From here the movie goes into flashback mode, as we see how Assange and Berg became confidants (though never how they actually first met) and began building up WikiLeaks. Assange pitches himself from the get-go as a social revolutionary making it easier for whistleblowers to expose corruption, and Berg is an eager disciple, following Assange's lead like a happy puppy. We see Berg and Assange leak documents showing tax fraud at a Swiss bank, political corruption in Kenya, and a host of other crimes. The message is clear: These guys are heroes taking down the powerful.
As Assange and Berg, Cumberbatch and Bruhl do the best they can given the material they're working with. Cumberbatch certainly looks the part, and he cobbles together an interesting set of traits and tics, but the script doesn't give him a fully realized character to embody, so it's all for naught. Bruhl, last seen giving an incredible performance as Formula 1 driver Niki Lauda in “Rush,” is completely shortchanged here and spends the entire time being Assange's whipping boy, alternating between wide-eyed adoration and dejection.
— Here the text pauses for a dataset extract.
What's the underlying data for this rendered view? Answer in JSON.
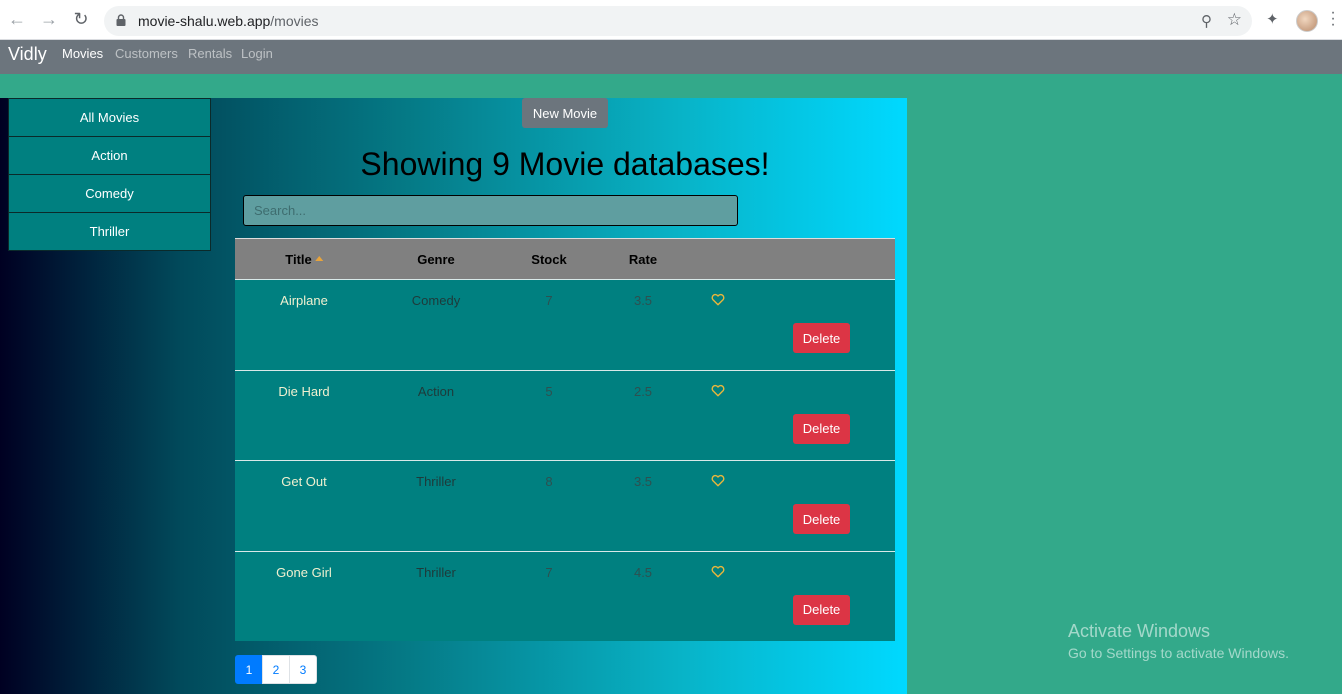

What conflict and drama there is to be had in “The Fifth Estate” boils down to Assange being a jerk to Berg and disagreements over their methods, though never their core objective. But we already know Assange is a jerk from his self-congratulatory public appearances, and quite frankly the fact that he treated his associates like garbage just doesn't compare to the critical questions surrounding WikiLeaks' actions. Furthermore, the movie's failure to address the charges of sexual assault against Assange until literally the last minute is a glaring oversight.
The movie does find a measure of interesting material in the third act when, after all of the flashbacks, the action finally shifts to the leak of the war logs. But it's all undercut by the fundamental problem of perspective and the movie's asinine explanation that Assange was motivated by some childhood trauma (he was apparently abused when he was young, and his family was part of a cult in Australia). To be clear, the problem with “The Fifth Estate” isn't that it views Assange as a hero, albeit a flawed one; it's that that shallow viewpoint is the only one it offers.